Lincoln Cathedral Visitor Centre, Lincoln – Projects
Community & Public
- Simpson & Brown
- Lincoln Cathedral
Lincoln Cathedral is one of the finest surviving medieval cathedrals in Northern Europe. As part of a conservation and development program, Elliott Wood provided permanent and temporary engineering solutions that help radically improve the setting and visitor experience and conserve the cathedral for future generations to enjoy.
A key component of the project is the renovation and extension of the Grade II-listed Old Deanery by William Burn to deliver a new visitor centre. Designed by Simpson and Brown, the centre connects to the Grade I-listed Sir Christopher Wren Library and Cloister and features a shop and café, community rooms and exhibition space to display some of the cathedral’s historically significant artifacts. In the new single-storey limestone building, Elliott Wood used digital parametric modelling to influence the overall roof aesthetic. To preserve the twisted roof geometry, we introduced two inclined and tapering glulam timber roof trusses, separated by a central skylight. This dramatic and structurally honest element minimises the need for artificial lighting and allows visitors to gaze in awe at the surrounding stonework towering above. The primary exhibition space will feature the original 12th-century Romanesque frieze – arguably one of Western Europe’s most important medieval relief carvings – that was removed from the cathedral’s west front due to centuries of weathering.

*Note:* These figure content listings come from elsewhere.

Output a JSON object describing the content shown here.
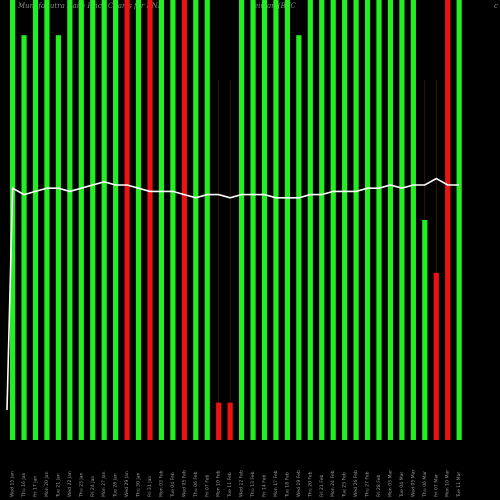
{
  "header": {
    "title": "MunafaSutra Daily Price Charts for KNH",
    "title2": "eiman (BTC",
    "corner": "c"
  },
  "colors": {
    "background": "#000000",
    "up": "#22ee22",
    "down": "#ee1111",
    "line": "#ffffff",
    "grid": "#552200",
    "label": "#9a9a9a"
  },
  "chart_data": {
    "type": "bar",
    "title": "MunafaSutra Daily Price Charts for KNH",
    "categories": [
      "Wed 15 Jan",
      "Thu 16 Jan",
      "Fri 17 Jan",
      "Mon 20 Jan",
      "Tue 21 Jan",
      "Wed 22 Jan",
      "Thu 23 Jan",
      "Fri 24 Jan",
      "Mon 27 Jan",
      "Tue 28 Jan",
      "Wed 29 Jan",
      "Thu 30 Jan",
      "Fri 31 Jan",
      "Mon 03 Feb",
      "Tue 04 Feb",
      "Wed 05 Feb",
      "Thu 06 Feb",
      "Fri 07 Feb",
      "Mon 10 Feb",
      "Tue 11 Feb",
      "Wed 12 Feb",
      "Thu 13 Feb",
      "Fri 14 Feb",
      "Mon 17 Feb",
      "Tue 18 Feb",
      "Wed 19 Feb",
      "Thu 20 Feb",
      "Fri 21 Feb",
      "Mon 24 Feb",
      "Tue 25 Feb",
      "Wed 26 Feb",
      "Thu 27 Feb",
      "Fri 28 Feb",
      "Mon 03 Mar",
      "Tue 04 Mar",
      "Wed 05 Mar",
      "Thu 06 Mar",
      "Fri 07 Mar",
      "Mon 10 Mar",
      "Tue 11 Mar"
    ],
    "volume": [
      100,
      92,
      100,
      100,
      92,
      100,
      100,
      100,
      100,
      100,
      100,
      100,
      100,
      100,
      100,
      100,
      100,
      100,
      8.5,
      8.5,
      100,
      100,
      100,
      100,
      100,
      92,
      100,
      100,
      100,
      100,
      100,
      100,
      100,
      100,
      100,
      100,
      50,
      38,
      100,
      100
    ],
    "direction": [
      "up",
      "up",
      "up",
      "up",
      "up",
      "up",
      "up",
      "up",
      "up",
      "up",
      "down",
      "up",
      "down",
      "up",
      "up",
      "down",
      "up",
      "up",
      "down",
      "down",
      "up",
      "up",
      "up",
      "up",
      "up",
      "up",
      "up",
      "up",
      "up",
      "up",
      "up",
      "up",
      "up",
      "up",
      "up",
      "up",
      "up",
      "down",
      "down",
      "up"
    ],
    "price_line": [
      37,
      35,
      36,
      37,
      37,
      36,
      37,
      38,
      39,
      38,
      38,
      37,
      36,
      36,
      36,
      35,
      34,
      35,
      35,
      34,
      35,
      35,
      35,
      34,
      34,
      34,
      35,
      35,
      36,
      36,
      36,
      37,
      37,
      38,
      37,
      38,
      38,
      40,
      38,
      38
    ],
    "ylim": [
      0,
      100
    ]
  }
}
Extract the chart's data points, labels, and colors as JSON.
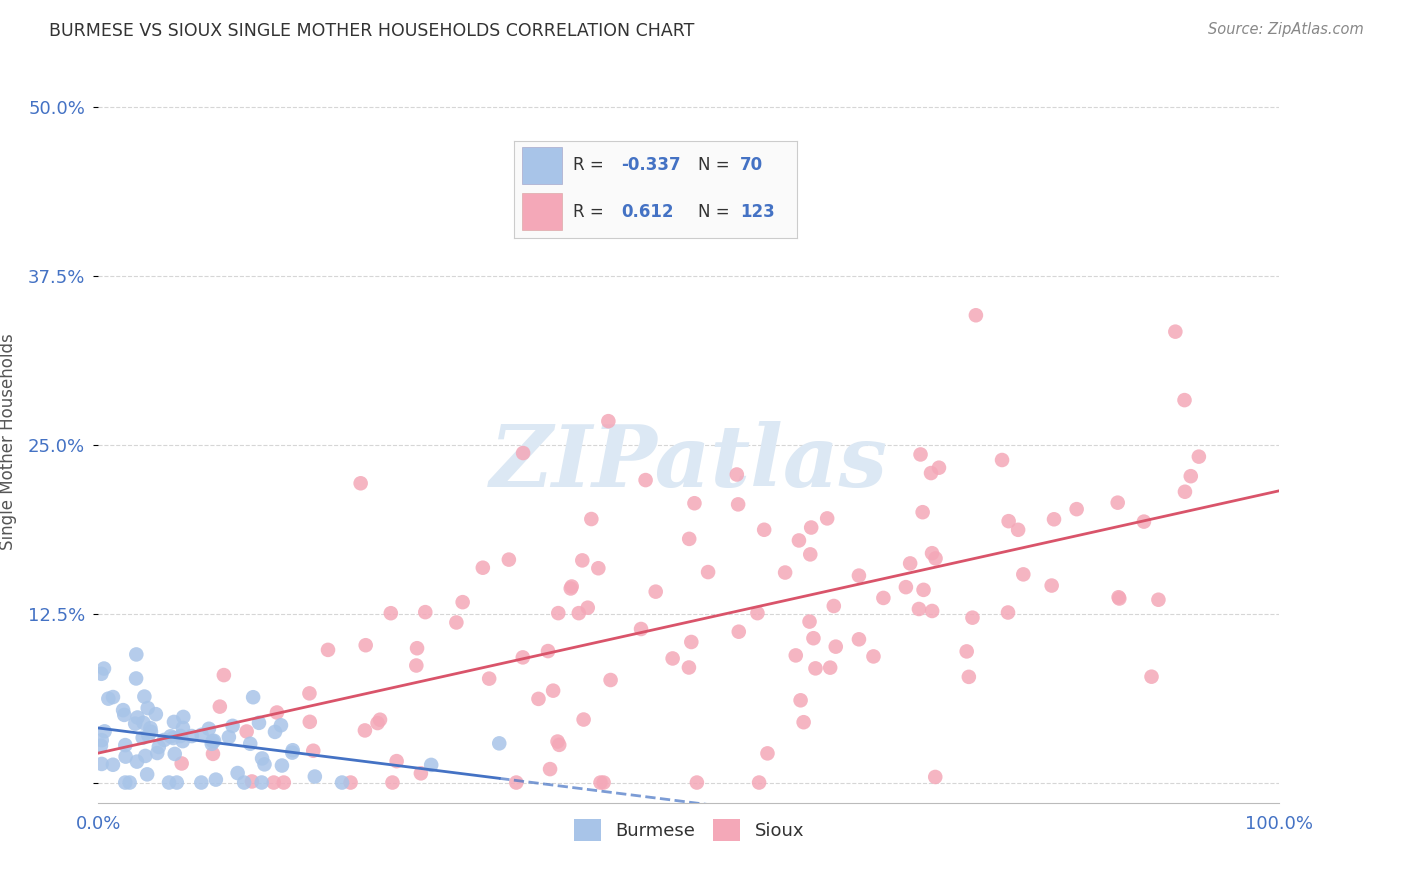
{
  "title": "BURMESE VS SIOUX SINGLE MOTHER HOUSEHOLDS CORRELATION CHART",
  "source": "Source: ZipAtlas.com",
  "ylabel": "Single Mother Households",
  "watermark": "ZIPatlas",
  "xlim": [
    0,
    1.0
  ],
  "ylim": [
    -0.015,
    0.52
  ],
  "yticks": [
    0.0,
    0.125,
    0.25,
    0.375,
    0.5
  ],
  "ytick_labels": [
    "",
    "12.5%",
    "25.0%",
    "37.5%",
    "50.0%"
  ],
  "burmese_color": "#a8c4e8",
  "sioux_color": "#f4a8b8",
  "burmese_line_color": "#4472c4",
  "sioux_line_color": "#d9546a",
  "background_color": "#ffffff",
  "grid_color": "#cccccc",
  "title_color": "#333333",
  "axis_label_color": "#4472c4"
}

Beneath the building, challenging ground conditions and a scheduled ancient monument status led Elliott Wood to introduce an innovative, compensated balanced raft foundation solution that was praised by Historic England. This pioneering solution ensures loads from the new building do not damage the significant below-ground archaeology, but instead leave it in place for investigation by future generations.
On the cathedral’s west front, Elliott Wood engineered a temporary podium deck to enable the meticulous renovation and removal of the frieze, and broader façade cleaning and repair. Using 3D radar scanning, we collected more than a billion data points to intricately map the elevation and coordinate an optimal deck level, frame tie-back positions, and bespoke restraint brackets. Based on these investigations, we implemented an innovative, cantilevered hot-rolled steel podium framework that will require only minimal reinstatement of finishes once it is dismantled, saving time and money. Elliott Wood also provided temporary engineering solutions for the restoration of the nearby Exchequergate Arch.
This vital conservation work preserves the architecture and history of Lincoln Cathedral as an internationally important monument, and supports its ambition to be a place of worship, music, craftsmanship and discovery for over 100,000 additional new visitors each year.